Coinbase recently disclosed its shiny chief exec Brian Armstrong is in line to unlock an even shinier compensation package potentially worth $3.7 billion.
That is a big number. Bloomberg calculated it equates to Armstrong earning $1 million every working day for the next 10 years.
The windfall would even put Armstrong on Bloomberg’s billionaire index, which tracks the richest 500 people in the world.
Armstrong’s prize comes in the form of stock options with a 10-year expiry, which are common in tech. They give a decade to both unlock and buy nearly 9.3 million Coinbase shares for dirt cheap.
But there’s a strong chance that Armstrong could earn the entire package within the year — potentially netting him up to $3.5 billion in quick profits shortly after.
Armstrong already on track for four targets
Coinbase awarded Armstrong the right to purchase blocks of company shares for $23.46 each in August last year.

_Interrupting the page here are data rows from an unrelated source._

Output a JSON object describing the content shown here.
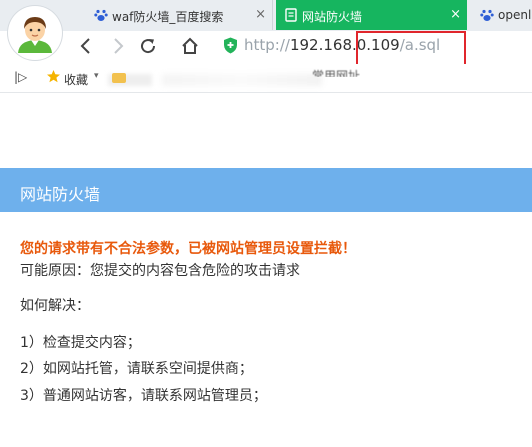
{
  "tabs": [
    {
      "label": "waf防火墙_百度搜索",
      "close": "×"
    },
    {
      "label": "网站防火墙",
      "close": "×"
    },
    {
      "label": "openl"
    }
  ],
  "address": {
    "scheme": "http://",
    "host": "192.168.0.109",
    "path": "/a.sql"
  },
  "bookmarks": {
    "toggle": "|▷",
    "favorites_label": "收藏",
    "caret": "▾",
    "partial_item": "常用网址"
  },
  "page": {
    "banner_title": "网站防火墙",
    "warning": "您的请求带有不合法参数，已被网站管理员设置拦截！",
    "reason": "可能原因：您提交的内容包含危险的攻击请求",
    "how_to": "如何解决：",
    "steps": [
      "1）检查提交内容；",
      "2）如网站托管，请联系空间提供商；",
      "3）普通网站访客，请联系网站管理员；"
    ]
  },
  "colors": {
    "active_tab": "#16b55f",
    "banner": "#6eb0ec",
    "warning_text": "#e8590c",
    "highlight_box": "#e0262c"
  },
  "icons": [
    "avatar",
    "baidu-paw-icon",
    "firewall-tab-icon",
    "back-icon",
    "forward-icon",
    "reload-icon",
    "home-icon",
    "secure-shield-icon",
    "star-icon",
    "folder-icon"
  ]
}
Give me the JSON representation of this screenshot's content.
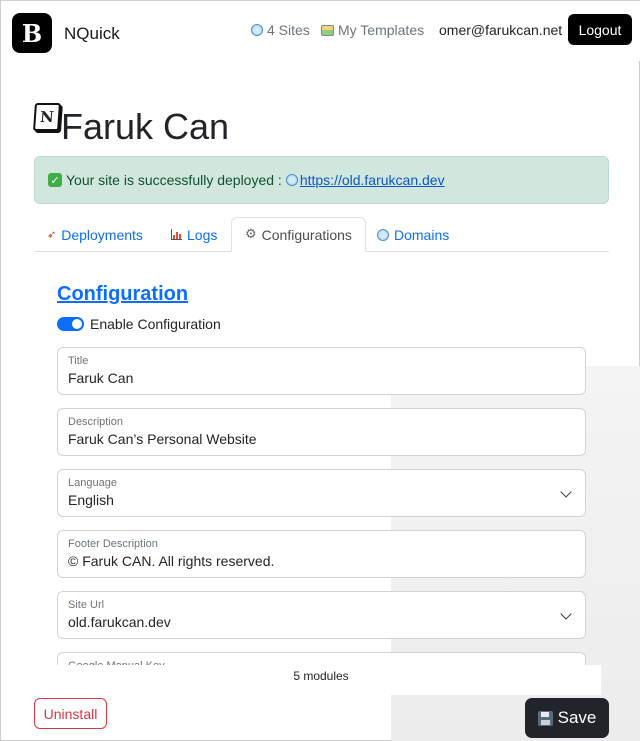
{
  "navbar": {
    "logo_letter": "B",
    "brand": "NQuick",
    "sites_link": "4 Sites",
    "templates_link": "My Templates",
    "user_email": "omer@farukcan.net",
    "logout_label": "Logout"
  },
  "site": {
    "notion_letter": "N",
    "title": "Faruk Can"
  },
  "alert": {
    "check": "✓",
    "message": "Your site is successfully deployed :",
    "url": "https://old.farukcan.dev"
  },
  "tabs": [
    {
      "label": "Deployments",
      "active": false
    },
    {
      "label": "Logs",
      "active": false
    },
    {
      "label": "Configurations",
      "active": true
    },
    {
      "label": "Domains",
      "active": false
    }
  ],
  "config": {
    "heading": "Configuration",
    "toggle_label": "Enable Configuration",
    "toggle_on": true,
    "fields": [
      {
        "label": "Title",
        "value": "Faruk Can"
      },
      {
        "label": "Description",
        "value": "Faruk Can’s Personal Website"
      },
      {
        "label": "Language",
        "value": "English"
      },
      {
        "label": "Footer Description",
        "value": "© Faruk CAN. All rights reserved."
      },
      {
        "label": "Site Url",
        "value": "old.farukcan.dev"
      },
      {
        "label": "Google Manual Key",
        "value": ""
      }
    ]
  },
  "footer": {
    "modules_count": "5 modules",
    "uninstall_label": "Uninstall",
    "save_label": "Save"
  },
  "colors": {
    "accent": "#0d6efd",
    "success_bg": "#d1e7dd",
    "danger": "#dc3545",
    "dark": "#212529"
  }
}
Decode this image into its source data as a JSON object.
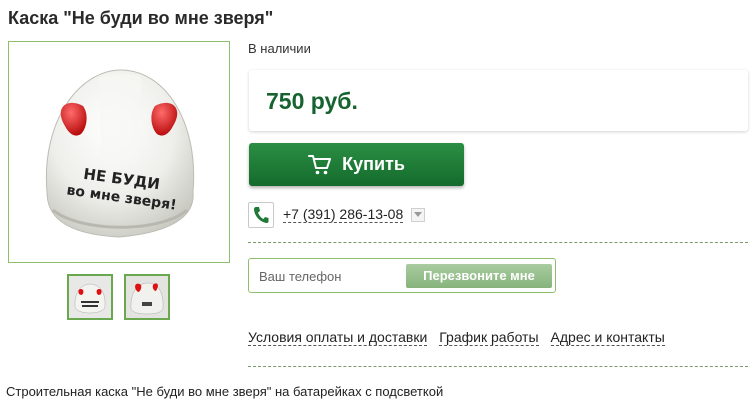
{
  "product": {
    "title": "Каска \"Не буди во мне зверя\"",
    "availability": "В наличии",
    "price": "750 руб.",
    "helmet_text_line1": "НЕ БУДИ",
    "helmet_text_line2": "во мне зверя!",
    "description": "Строительная каска \"Не буди во мне зверя\" на батарейках с подсветкой"
  },
  "buy": {
    "label": "Купить",
    "icon": "cart-icon"
  },
  "contact": {
    "phone": "+7 (391) 286-13-08",
    "phone_icon": "phone-icon",
    "dropdown_icon": "chevron-down-icon"
  },
  "callback": {
    "placeholder": "Ваш телефон",
    "value": "",
    "button_label": "Перезвоните мне"
  },
  "links": [
    "Условия оплаты и доставки",
    "График работы",
    "Адрес и контакты"
  ],
  "colors": {
    "accent_green": "#16632f",
    "button_green": "#2b8e43",
    "callback_button": "#9cc493",
    "border_green": "#8fbf6d"
  }
}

The shares are divided into six tranches, each with their own share price targets set at $40 intervals (from $200 to $400).
Armstrong can unlock each tranche by steering Coinbase towards those targets, which must be sustained for 60 consecutive trading days.
The thing is, Coinbase stock was worth about $29 per share when the company granted Armstrong the package in August.
From there, Coinbase stock would need to grow at least 600% for Armstrong to unlock the first tranche, and nearly 1,300% to receive the full thing.
Coinbase stock in March 2021 is a very different story.
Varied reports of Coinbase’s valuation have surfaced over the past few weeks, however Reuters this week noted the exchange had disclosed a weighted average share price of $343.58 in this year’s first quarter.
If Coinbase manages to simply maintain its current share price for 60 consecutive trading days after its direct listing later this month, Armstrong would’ve already unlocked nearly 75% of his compensation package less than one year after receiving it.
Coinbase stipulates that Armstrong must hold the shares for at least one year before selling them, which makes determining profit difficult.
But even if Coinbase stock traded evenly for that year, Armstrong would be in line to acquire nearly $2.2 billion worth of company shares for just $160.5 million — representing over $2 billion in potential profit.
Best case scenario?
Using Coinbase’s weighted average share price of $343.58, let’s say the company’s stock rallies 16% after going public to hit $400 per share (the final target).
If Coinbase retains that mark over the next 60 trading days, Armstrong could buy the full 9.3 million company shares for just $218 million.
For anyone who isn’t Armstrong, 9.3 million Coinbase shares at $400 a pop would cost over $3.7 billion — meaning Armstrong would stand to profit $3.5 billion if Coinbase maintained that price over the next year.
And so, Armstrong’s compensation package is reminiscent of Elon Musk’s, albeit much smaller.
Instead of share prices, Musk earns the right to buy cheap Tesla stock after the company maintains certain market values for a six-month period and achieves predetermined sales and EBITDA targets.
Fortune recently worked out Musk stands to profit over $50 billion once he unlocks the full thing — dwarfing Armstrong’s $3.5 billion significantly.